アロサウルスから防災を考える

 8月11日から米崎地区コミュニティーセンターにおいて、陸前高田市立博物館等の主催による「震災復興・国立科学博物館コラボミュージアムin陸前高田」が開催され、国立科学博物館所蔵の恐竜アロサウルスの実物全身骨格化石や陸前高田市に関する標本資料が展示されています。
 岩手県は恐竜研究の発祥の地ともいえ、1978年に日本で始めて恐竜化石が発見され、モシリュウと呼ばれています。

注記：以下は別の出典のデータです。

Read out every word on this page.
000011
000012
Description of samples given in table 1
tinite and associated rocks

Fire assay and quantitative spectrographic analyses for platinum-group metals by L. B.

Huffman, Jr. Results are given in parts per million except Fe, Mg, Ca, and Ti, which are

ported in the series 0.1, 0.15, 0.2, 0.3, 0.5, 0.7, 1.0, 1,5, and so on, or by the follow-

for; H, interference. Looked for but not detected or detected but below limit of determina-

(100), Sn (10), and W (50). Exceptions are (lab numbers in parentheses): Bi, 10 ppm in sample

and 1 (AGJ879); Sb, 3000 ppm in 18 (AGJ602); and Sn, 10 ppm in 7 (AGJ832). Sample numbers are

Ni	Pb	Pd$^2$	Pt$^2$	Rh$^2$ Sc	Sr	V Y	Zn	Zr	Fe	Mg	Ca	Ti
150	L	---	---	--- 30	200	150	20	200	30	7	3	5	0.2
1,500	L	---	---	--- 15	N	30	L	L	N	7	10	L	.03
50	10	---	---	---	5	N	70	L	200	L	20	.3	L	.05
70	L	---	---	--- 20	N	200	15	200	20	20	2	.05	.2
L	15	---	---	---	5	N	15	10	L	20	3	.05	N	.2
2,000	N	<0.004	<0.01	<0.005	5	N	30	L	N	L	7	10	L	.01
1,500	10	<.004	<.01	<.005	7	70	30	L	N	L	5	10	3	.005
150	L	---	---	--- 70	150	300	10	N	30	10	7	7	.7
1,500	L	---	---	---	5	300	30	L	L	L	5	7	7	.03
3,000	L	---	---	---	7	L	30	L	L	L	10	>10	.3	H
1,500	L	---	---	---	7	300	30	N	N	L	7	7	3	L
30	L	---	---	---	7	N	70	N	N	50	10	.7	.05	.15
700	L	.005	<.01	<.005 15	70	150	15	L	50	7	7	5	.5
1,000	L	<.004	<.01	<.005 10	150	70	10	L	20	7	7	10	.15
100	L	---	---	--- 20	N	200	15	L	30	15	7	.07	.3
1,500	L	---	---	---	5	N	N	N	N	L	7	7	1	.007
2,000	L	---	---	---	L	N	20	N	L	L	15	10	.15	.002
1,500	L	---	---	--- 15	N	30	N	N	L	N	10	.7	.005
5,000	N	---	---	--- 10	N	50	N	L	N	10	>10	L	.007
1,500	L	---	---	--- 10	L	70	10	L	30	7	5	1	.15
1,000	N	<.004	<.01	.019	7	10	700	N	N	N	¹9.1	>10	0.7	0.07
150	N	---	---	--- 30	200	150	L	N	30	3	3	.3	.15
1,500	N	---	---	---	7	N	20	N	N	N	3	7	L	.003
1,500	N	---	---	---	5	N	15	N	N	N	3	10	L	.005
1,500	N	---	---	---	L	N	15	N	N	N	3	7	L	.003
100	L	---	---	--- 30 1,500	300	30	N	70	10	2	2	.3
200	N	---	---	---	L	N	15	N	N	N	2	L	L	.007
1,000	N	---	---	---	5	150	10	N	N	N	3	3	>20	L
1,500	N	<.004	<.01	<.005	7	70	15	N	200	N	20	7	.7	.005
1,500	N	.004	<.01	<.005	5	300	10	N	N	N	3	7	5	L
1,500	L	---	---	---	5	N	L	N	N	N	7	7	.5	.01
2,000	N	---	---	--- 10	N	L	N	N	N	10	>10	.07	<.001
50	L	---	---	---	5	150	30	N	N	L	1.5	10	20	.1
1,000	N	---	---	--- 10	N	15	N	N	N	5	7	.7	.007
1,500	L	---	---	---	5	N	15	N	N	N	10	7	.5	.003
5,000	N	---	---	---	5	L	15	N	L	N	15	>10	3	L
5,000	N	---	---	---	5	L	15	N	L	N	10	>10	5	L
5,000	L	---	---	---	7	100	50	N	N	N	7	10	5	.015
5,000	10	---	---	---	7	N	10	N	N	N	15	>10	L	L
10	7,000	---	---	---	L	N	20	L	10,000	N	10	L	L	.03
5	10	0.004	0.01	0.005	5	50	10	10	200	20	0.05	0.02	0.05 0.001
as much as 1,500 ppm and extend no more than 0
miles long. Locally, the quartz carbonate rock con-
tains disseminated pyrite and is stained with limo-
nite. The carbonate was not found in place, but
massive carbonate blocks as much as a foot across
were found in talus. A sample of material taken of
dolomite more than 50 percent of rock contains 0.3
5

また、今回の展示でも今年、岩手県で発見された恐竜の歯が展示されています。
 このアロサウルスの化石は50年ほど前にアメリカから寄贈されたもので、明治時代に渡米した小川勇吉さんという方が大変尽力されたのですが、私と同じ三重県出身とのことで、恐竜研究発祥の地で同郷の方が深く関わった化石を見ることに不思議なご縁を感じました。
 8月19日まで開催されていますので、全長7.1メートルのアロサウルスの大迫力を体験しに行かれてはいかがでしょうか。入館は無料です。



【1億5000千万年前よりやってきたアロサウルス


 陸前高田市には市立博物館のほか、海と貝のミュージアムという施設があり、あわせて約26万点あった収蔵品の半数ほどをがれきや泥の中から回収し、全国の博物館などの協力を得て、修復が行われています。
 郷土の文化や歴史を住民に伝えてくれる貴重な資料がなければ、画一的なまちとなってしまいます。生活の復興は当然に最優先すべきものですが、その中で「私たちの故郷」というものを語り継いでいけるよう、文化行政の災害時の備えの重要さを語られていた会場スタッフの方の言葉が重く響きました。